Not hardly, he thought. He had everything set up for him at the hospital back in Seattle. That had taken some doing. Besides, Kevin was having enough trouble with Alison being so far away. His older brother would seriously flip out if two members of his family were more than an hour away by regular route. Jimmy supposed, after sacrificing so much for them, Kevin felt he deserved to be part of their lives once those lives took shape.

Jimmy shrugged casually. “No, just somebody who’s always got his eye out for possibilities.”

“I would have thought that someone like you would have restricted his possibilities to women.”

“There’s that field, too.” His grin was wide and it tugged at her, pulling her in against her will. “But not restricted, never restricted.”

When he looked into her eyes like that, she found she had trouble thinking. Good thing she’d stepped out for some air when she had. She’d definitely been in danger of light-headedness. “So, where do you practice—medicine, I mean.”

“I don’t have to practice,” he told her, his voice low, moving slowly around her, hypnotizing her. “I have it down pat—medicine, I mean.”

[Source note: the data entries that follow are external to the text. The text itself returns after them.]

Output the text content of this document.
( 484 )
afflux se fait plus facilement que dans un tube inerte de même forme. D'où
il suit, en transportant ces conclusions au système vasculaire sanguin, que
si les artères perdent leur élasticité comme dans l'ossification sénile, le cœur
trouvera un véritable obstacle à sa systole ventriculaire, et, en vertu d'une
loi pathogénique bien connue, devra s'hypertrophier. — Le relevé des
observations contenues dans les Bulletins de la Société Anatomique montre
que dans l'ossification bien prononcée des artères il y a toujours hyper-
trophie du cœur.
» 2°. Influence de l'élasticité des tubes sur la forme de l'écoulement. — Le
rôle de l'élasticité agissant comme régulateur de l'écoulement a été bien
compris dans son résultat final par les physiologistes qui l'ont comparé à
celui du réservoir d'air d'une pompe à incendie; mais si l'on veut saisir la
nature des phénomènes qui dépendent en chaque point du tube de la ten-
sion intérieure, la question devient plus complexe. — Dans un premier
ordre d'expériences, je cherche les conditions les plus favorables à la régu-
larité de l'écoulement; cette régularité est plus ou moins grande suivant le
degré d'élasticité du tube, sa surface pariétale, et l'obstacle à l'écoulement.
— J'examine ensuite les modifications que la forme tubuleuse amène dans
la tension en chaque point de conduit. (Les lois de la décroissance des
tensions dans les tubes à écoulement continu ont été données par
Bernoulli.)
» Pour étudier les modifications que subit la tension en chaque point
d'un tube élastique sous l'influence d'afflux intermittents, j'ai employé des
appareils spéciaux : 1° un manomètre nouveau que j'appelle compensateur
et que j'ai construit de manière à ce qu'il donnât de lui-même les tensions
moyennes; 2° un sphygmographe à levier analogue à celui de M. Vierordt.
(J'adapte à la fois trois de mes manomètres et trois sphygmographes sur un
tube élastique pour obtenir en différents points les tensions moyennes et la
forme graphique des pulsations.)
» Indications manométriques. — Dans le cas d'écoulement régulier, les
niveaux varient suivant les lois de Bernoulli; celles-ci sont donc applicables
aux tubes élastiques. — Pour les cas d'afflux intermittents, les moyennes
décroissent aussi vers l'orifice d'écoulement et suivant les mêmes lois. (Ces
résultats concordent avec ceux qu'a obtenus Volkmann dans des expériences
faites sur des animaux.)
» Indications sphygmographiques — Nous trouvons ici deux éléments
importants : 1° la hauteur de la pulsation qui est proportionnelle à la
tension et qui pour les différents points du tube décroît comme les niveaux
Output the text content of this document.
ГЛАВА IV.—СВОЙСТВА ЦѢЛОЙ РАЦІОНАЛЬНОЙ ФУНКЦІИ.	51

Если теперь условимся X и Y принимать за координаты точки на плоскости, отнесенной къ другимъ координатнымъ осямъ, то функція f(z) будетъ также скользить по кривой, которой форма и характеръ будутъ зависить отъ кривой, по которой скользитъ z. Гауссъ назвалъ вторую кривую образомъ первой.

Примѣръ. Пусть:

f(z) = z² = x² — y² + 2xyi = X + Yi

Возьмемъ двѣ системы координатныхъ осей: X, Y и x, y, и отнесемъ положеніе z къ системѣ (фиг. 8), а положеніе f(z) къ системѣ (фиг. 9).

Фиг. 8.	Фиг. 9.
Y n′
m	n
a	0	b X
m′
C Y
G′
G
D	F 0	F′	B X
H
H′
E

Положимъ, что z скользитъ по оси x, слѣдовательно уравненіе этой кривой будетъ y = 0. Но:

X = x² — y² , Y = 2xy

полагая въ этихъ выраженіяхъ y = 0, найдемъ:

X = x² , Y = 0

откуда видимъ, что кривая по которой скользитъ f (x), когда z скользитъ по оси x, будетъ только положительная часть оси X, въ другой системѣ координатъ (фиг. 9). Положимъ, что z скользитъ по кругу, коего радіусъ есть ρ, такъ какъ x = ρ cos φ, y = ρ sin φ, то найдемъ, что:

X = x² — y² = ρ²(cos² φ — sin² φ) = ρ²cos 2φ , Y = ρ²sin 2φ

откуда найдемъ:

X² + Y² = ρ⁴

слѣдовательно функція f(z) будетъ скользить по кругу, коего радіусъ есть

April shivered, trying to snap out of the trance she felt herself falling into.

“Cold?”

It was as good an excuse as any. “Yes. Spring here is only a little warmer than winter at times.”

Too late she realized it was the wrong thing to say because he slipped his arm around her shoulders, then shielded her against the wind with his body. “Maybe we’d better get you inside.”

She’d gotten good at rejecting men who came on to her. She could do a put-down with just a well-aimed glance. There was no doubt in her mind that James Quintano was definitely coming on to her. She could feel it in every bone in her body. But when she turned her head toward him, no words came, no well-honed, belittling glance found its way into her eyes. Instead, she felt a definite pull toward this man she didn’t know.

“Maybe,” she agreed, her voice hardly above a whisper.

Reaching around her, he put out his hand to push open the door. And wound up wrapping that same hand around her other side instead. Pulling her to him.

He’d meant to be on his best behavior, he really had. But when she looked at him like that, with the moonlight caressing her face and moonbeams getting lost in that tangle of hair that invited his fingers to touch it, he felt something stronger than his good intentions stir within his gut.

Before he quite knew what he was doing, natural born instincts had him cupping her cheek and tilting her face up to his. Had him touching his mouth to hers to break the spell because nothing could taste as good as her lips looked.

He was wrong.

They could.

Maybe it was because he’d been at loose ends ever since Melinda had canceled out on him, begging off from the cruise because of some personal emergency at home that now eluded his brain.

The real emergency, he’d had no doubt at the time, was that she’d had marriage on her mind and he’d had nothing more serious than a pleasant interlude on his. It wasn’t that he had anything against marriage in general, just nothing for it in particular when it came to himself. He reasoned that he saw enough dying at the hospital, he didn’t need to be part of something that, no matter what, had a finite lifespan. His parents had driven that lesson home long before he’d ever put on his first pair of scrubs.

But that belief in no way made him monastic. For him, relationships lasted as long as they were mutually beneficial, comforting and light. While he was involved, he could be counted on for emotional support, a kind word and to be summoned in the middle of the night in case of a breakdown—as long as he wasn’t on call. Even after a relationship had run its course, he usually remained on good terms with the woman. But he’d made it a rule never to meet the woman’s family or to discuss anything more romantically serious than pending plans for the weekend. He didn’t believe in committing himself to anything longer than that.